8月23日の記念日
奴隷貿易とその廃止を記念する国際デー
カテゴリ
由来・理由
1998年にユネスコ(国連教育科学文化機関)が定めた国際デー。1791年8月22日から23日にかけて、フランス領サン=ドマング(現在のハイチ)で奴隷たちが蜂起し、大西洋をまたぐ奴隷貿易の廃止につながる大きな転機になったことにちなむ。
雑学・小話
大西洋をはさんだ奴隷貿易では、長い年月にわたり、数えきれないほどの人々が故郷から連れ去られ、自由を奪われたとされる。人を商品のように扱うこの仕組みは、当時の社会や経済と深く結びつき、なかなか終わらせることができなかったと伝えられる。 そうしたなか、サン=ドマングで起きた奴隷たちの蜂起は、自らの手で自由をつかみとろうとする動きの象徴になったとされる。この出来事は、のちの奴隷制の廃止に向けた流れを後押ししたといわれる。
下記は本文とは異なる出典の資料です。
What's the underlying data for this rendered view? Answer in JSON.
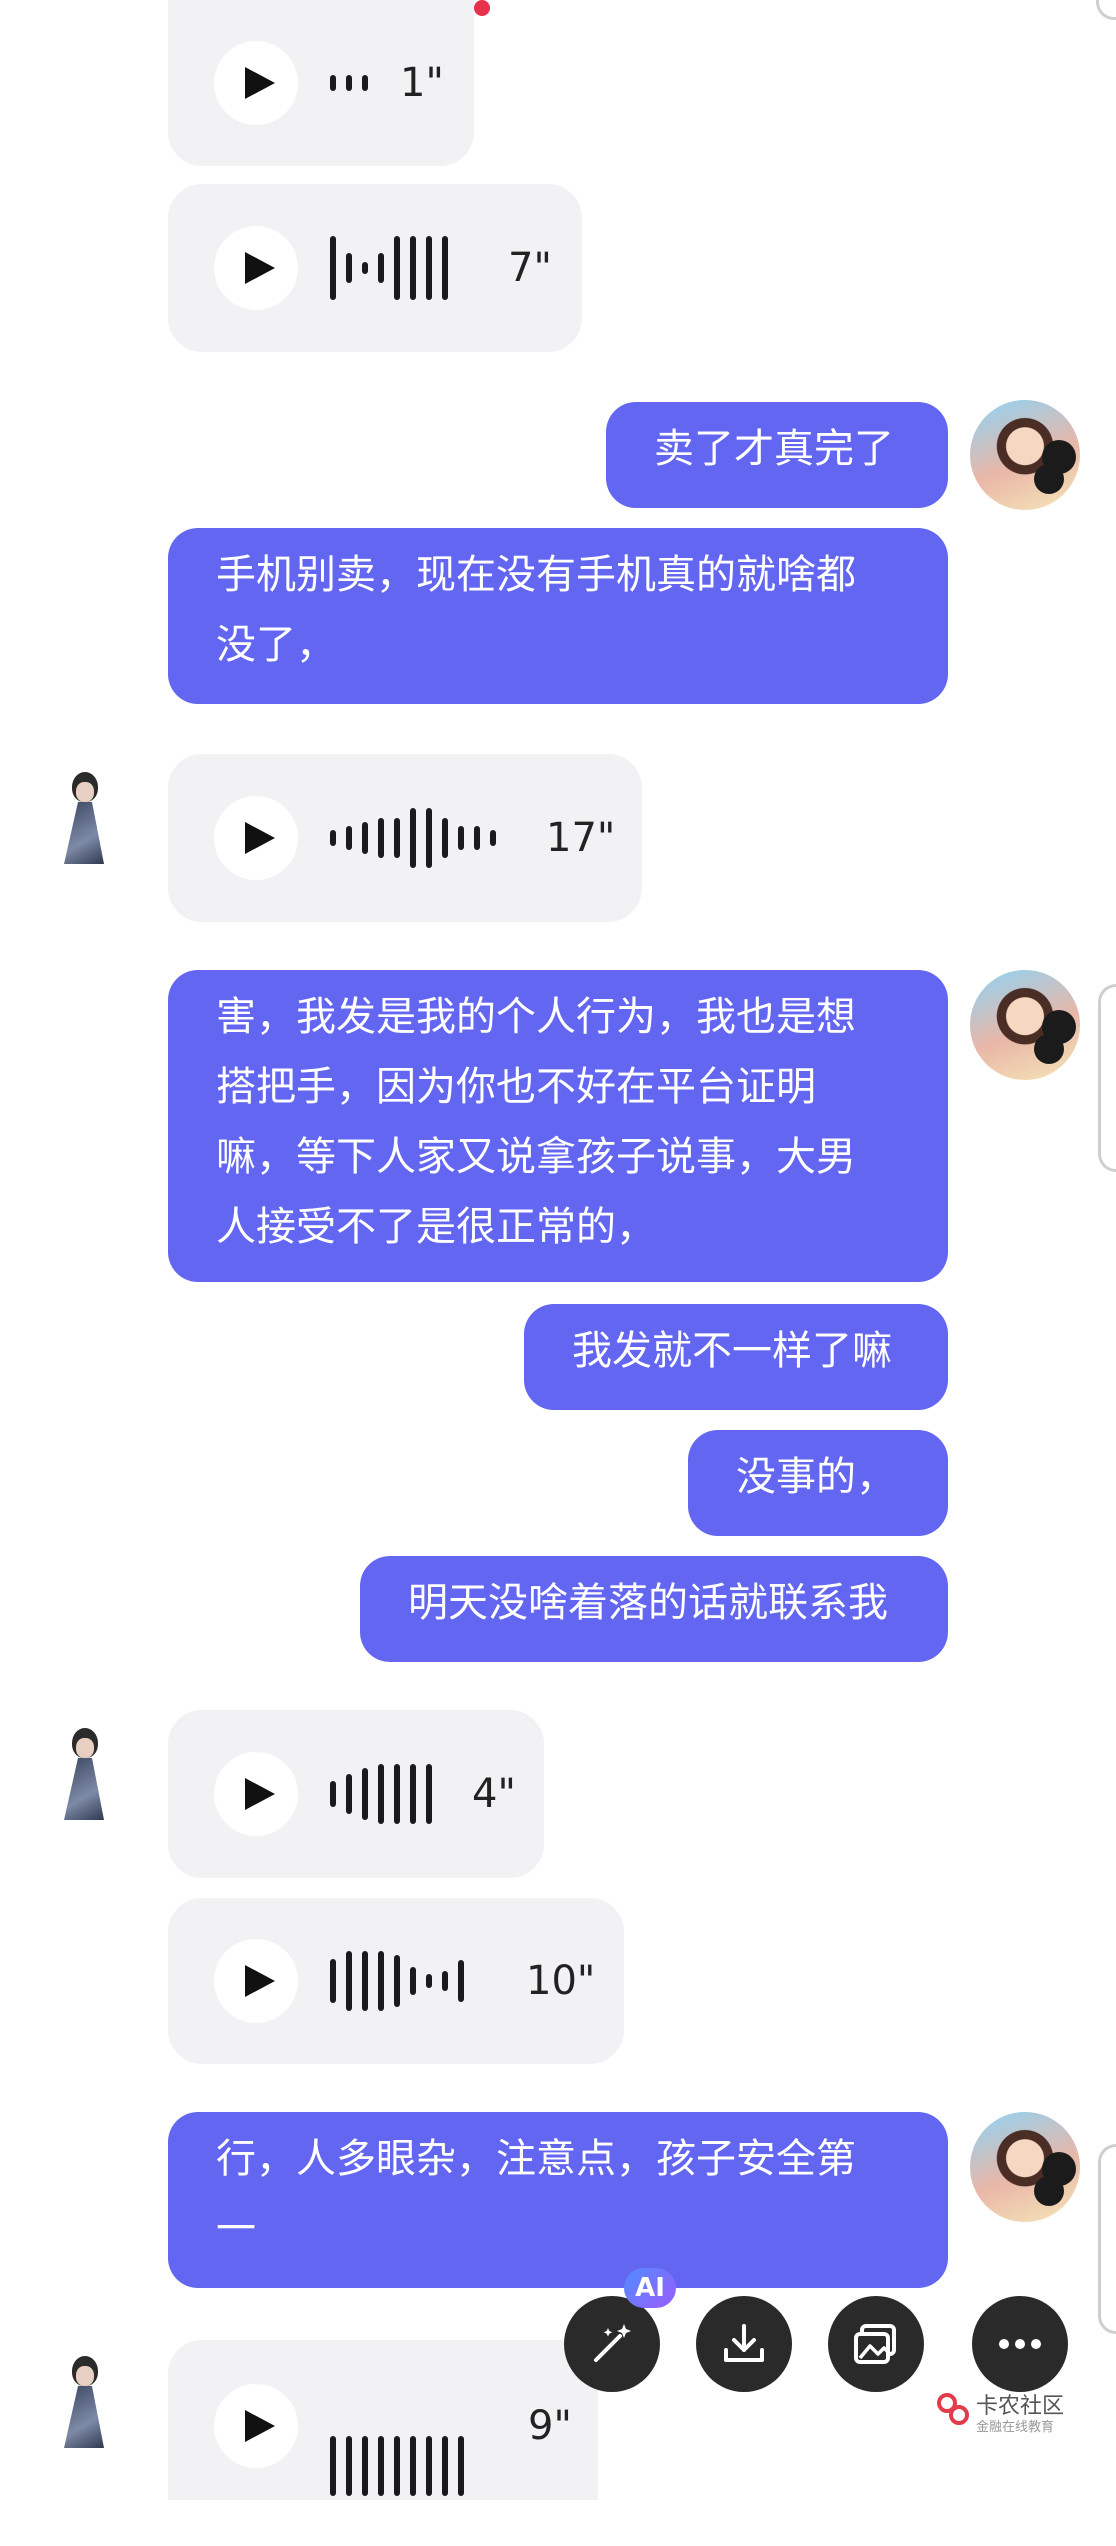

ユネスコは、この歴史を忘れないために国際デーを定めた。 過去の悲しい歴史に向き合うことは、つらさを伴う。それでも、何が起きたのかを知り、二度と繰り返さないと心にとめることには意味がある。この記念日は、人の自由と尊厳について、静かに考えるきっかけを与えてくれる。
社会・国際の記念日について
社会・国際に関する記念日は、平和・人権・教育・福祉・国際協力といった、よりよい社会を築くためのテーマを掲げています。国連をはじめとする国際機関が定めた世界規模の記念日も多く、世界中の人々が同じ日に同じ課題へ思いを寄せる機会となっています。日付は、歴史的な宣言や条約の採択日、象徴的な出来事にちなんで決められることがほとんどです。こうした記念日は、ふだんは遠く感じられる社会の課題を、自分ごととして考えるきっかけを与えてくれます。一人ひとりの小さな関心や行動が集まることで、社会は少しずつ変わっていきます。月が満ち欠けを繰り返しながら確かに巡るように、地道な歩みの積み重ねが、やがて大きな変化を生み出していくのです。